I don't think I had the best examples of what a good marriage was while I was growing up. For me, when I got married at the tender age of 25, I really don't think I knew what being married would involve. For the first year, it was all about our first apartment and fun getaways and the blending of our old selves into a new self. It was fun but also a very young time in our lives. Since then we have experienced so many things together and have grown in so many ways. We experienced the pain of having a miscarriage and then the joy of bringing a baby into the world. We experienced excitement as we bought our first home, making us real official adults having to pay a mortgage.
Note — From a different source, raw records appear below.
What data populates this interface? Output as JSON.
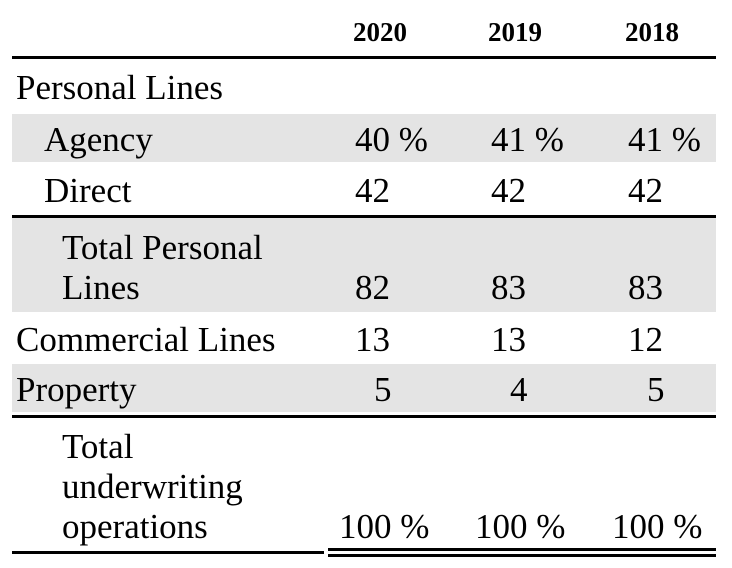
{
  "table": {
    "years": [
      "2020",
      "2019",
      "2018"
    ],
    "section_personal": "Personal Lines",
    "rows": {
      "agency": {
        "label": "Agency",
        "values": [
          "40 %",
          "41 %",
          "41 %"
        ]
      },
      "direct": {
        "label": "Direct",
        "values": [
          "42",
          "42",
          "42"
        ]
      },
      "total_personal": {
        "label_line1": "Total Personal",
        "label_line2": "Lines",
        "values": [
          "82",
          "83",
          "83"
        ]
      },
      "commercial": {
        "label": "Commercial Lines",
        "values": [
          "13",
          "13",
          "12"
        ]
      },
      "property": {
        "label": "Property",
        "values": [
          "5",
          "4",
          "5"
        ]
      },
      "total_underwriting": {
        "label_line1": "Total",
        "label_line2": "underwriting",
        "label_line3": "operations",
        "values": [
          "100 %",
          "100 %",
          "100 %"
        ]
      }
    }
  }
}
We felt fear of the unknown when we decided to take a transfer that would move us all the way across the country and up to the North. And felt the excitement as our careers and dreams have become a reality for us. From the good to the bad we have been there together for it all and I really feel that this is something to celebrate and remember.
And so this year to me isn't just another year on the ol' marriage belt. No. It's been a year of realizing that I am extremely blessed to have such a wonderful man in my life. That I am blessed to have someone to share my life with and who helps me realize my dreams everyday. I've been taking notes and learning from people around me that when you have something this good in your life, you better work hard to hold on to it. I'm trying and will continue to try.